I haven't mentioned Peter's blog The Black Line (or at least, I don't think I have). I read Peter's blog every chance I get because his perspective is so different from what I find in most of the mainstream press.

I don't know what Peter does for a day job, but he seems to know a helluva lot about oil. Peter and Tony make me wary of talking about the topic for fear that I'll make a fool of myself, but here goes.

I've been thinking about the high(er) price of oil the past few weeks and what I perceive to be a fairly laid back attitude to this development by the Bush Administration. Despite the fact that theoretically high gas prices are a sure vote loser, the Bush team seems none-too-worried about this.

Here's my amateur explanation as to why.
  1. Saudi Arabia - the Saudi economy has gone to hell over the past 10+ years due to low oil prices. Sure, long term they have to do something to encourage people to create wealth and not just cash in on the wealth under the sand, but the higher prices we're seeing at the moment will help the Saudis buy some quiet while they deal with the discontented rabble that is swelling the ranks of the Islamic terrorists.
  2. Russia - there's no doubt that George Bush's friend's life is made easier by higher oil prices.
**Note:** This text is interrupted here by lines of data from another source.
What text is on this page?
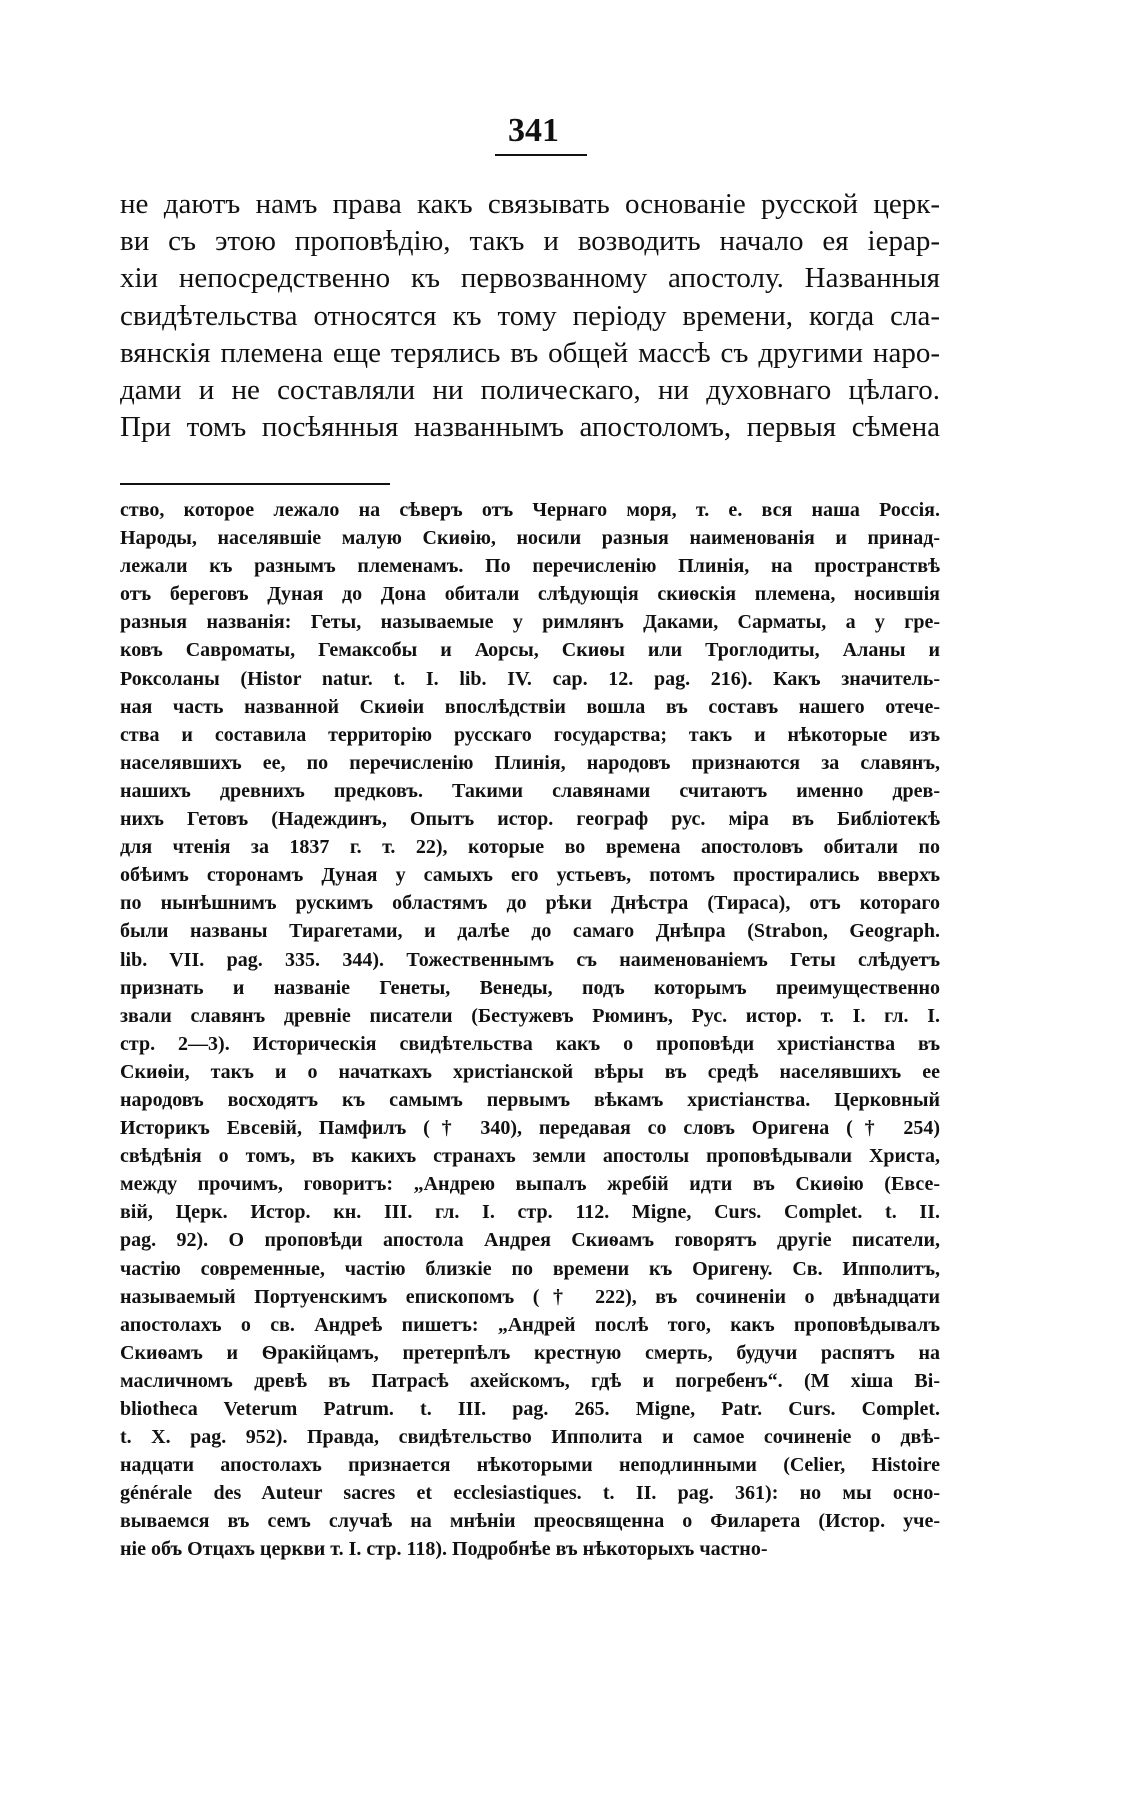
341
не даютъ намъ права какъ связывать основаніе русской церк-
ви съ этою проповѣдію, такъ и возводить начало ея іерар-
хіи непосредственно къ первозванному апостолу. Названныя
свидѣтельства относятся къ тому періоду времени, когда сла-
вянскія племена еще терялись въ общей массѣ съ другими наро-
дами и не составляли ни полическаго, ни духовнаго цѣлаго.
При томъ посѣянныя названнымъ апостоломъ, первыя сѣмена
ство, которое лежало на сѣверъ отъ Чернаго моря, т. е. вся наша Россія.
Народы, населявшіе малую Скиѳію, носили разныя наименованія и принад-
лежали къ разнымъ племенамъ. По перечисленію Плинія, на пространствѣ
отъ береговъ Дуная до Дона обитали слѣдующія скиѳскія племена, носившія
разныя названія: Геты, называемые у римлянъ Даками, Сарматы, а у гре-
ковъ Савроматы, Гемаксобы и Аорсы, Скиѳы или Троглодиты, Аланы и
Роксоланы (Histor natur. t. I. lib. IV. cap. 12. pag. 216). Какъ значитель-
ная часть названной Скиѳіи впослѣдствіи вошла въ составъ нашего отече-
ства и составила территорію русскаго государства; такъ и нѣкоторые изъ
населявшихъ ее, по перечисленію Плинія, народовъ признаются за славянъ,
нашихъ древнихъ предковъ. Такими славянами считаютъ именно древ-
нихъ Гетовъ (Надеждинъ, Опытъ истор. географ рус. міра въ Библіотекѣ
для чтенія за 1837 г. т. 22), которые во времена апостоловъ обитали по
обѣимъ сторонамъ Дуная у самыхъ его устьевъ, потомъ простирались вверхъ
по нынѣшнимъ рускимъ областямъ до рѣки Днѣстра (Тираса), отъ котораго
были названы Тирагетами, и далѣе до самаго Днѣпра (Strabon, Geograph.
lib. VII. pag. 335. 344). Тожественнымъ съ наименованіемъ Геты слѣдуетъ
признать и названіе Генеты, Венеды, подъ которымъ преимущественно
звали славянъ древніе писатели (Бестужевъ Рюминъ, Рус. истор. т. I. гл. I.
стр. 2—3). Историческія свидѣтельства какъ о проповѣди христіанства въ
Скиѳіи, такъ и о начаткахъ христіанской вѣры въ средѣ населявшихъ ее
народовъ восходятъ къ самымъ первымъ вѣкамъ христіанства. Церковный
Историкъ Евсевій, Памфилъ († 340), передавая со словъ Оригена († 254)
свѣдѣнія о томъ, въ какихъ странахъ земли апостолы проповѣдывали Христа,
между прочимъ, говоритъ: „Андрею выпалъ жребій идти въ Скиѳію (Евсе-
вій, Церк. Истор. кн. III. гл. I. стр. 112. Migne, Curs. Complet. t. II.
pag. 92). О проповѣди апостола Андрея Скиѳамъ говорятъ другіе писатели,
частію современные, частію близкіе по времени къ Оригену. Св. Ипполитъ,
называемый Портуенскимъ епископомъ († 222), въ сочиненіи о двѣнадцати
апостолахъ о св. Андреѣ пишетъ: „Андрей послѣ того, какъ проповѣдывалъ
Скиѳамъ и Ѳракійцамъ, претерпѣлъ крестную смерть, будучи распятъ на
масличномъ древѣ въ Патрасѣ ахейскомъ, гдѣ и погребенъ“. (M xiша Bi-
bliotheca Veterum Patrum. t. III. pag. 265. Migne, Patr. Curs. Complet.
t. X. pag. 952). Правда, свидѣтельство Ипполита и самое сочиненіе о двѣ-
надцати апостолахъ признается нѣкоторыми неподлинными (Celier, Histoire
générale des Auteur sacres et ecclesiastiques. t. II. pag. 361): но мы осно-
вываемся въ семъ случаѣ на мнѣніи преосвященна о Филарета (Истор. уче-
ніе объ Отцахъ церкви т. I. стр. 118). Подробнѣе въ нѣкоторыхъ частно-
I wonder if American equanimity in the face of these higher prices explains Putin's revelation about his warning before last year's invasion.
  3. Iraq - every barrel of oil coming out of Iraq is selling for more than was expected in the budgeting for reconstruction of Iraq. The less that costs, the easier it will be for Bush to cast the policy in a favorable light.
  4. China - the Chinese use lots and lots of oil. And, when it comes to production, they use it less efficiently than Americans. So, although the higher oil prices hurt American business, Chinese businesses are hurting more. A little dampening down of the Chinese economy would help keep China from challenging the US anytime soon.
  5. Kyoto - despite what is generally assumed, the Bush Administration has made a lot of noise about Kyoto, but not formally abrogated (is that the right word? & I'm looking for a link that discusses this) the treaty. Higher gas prices will reduce emissions as people simply drive, fly, produce less than they would if oil were $10 per barrel. This development is a bone to throw to the EU, which is not faring all that well with Kyoto compliance itself.
I'm sure that somehow the value of the dollar figures in this, but I haven't been able to get my head around that one. It may undermine all I've written above - I'm not sure. It's just what I've been thinking about the past few days.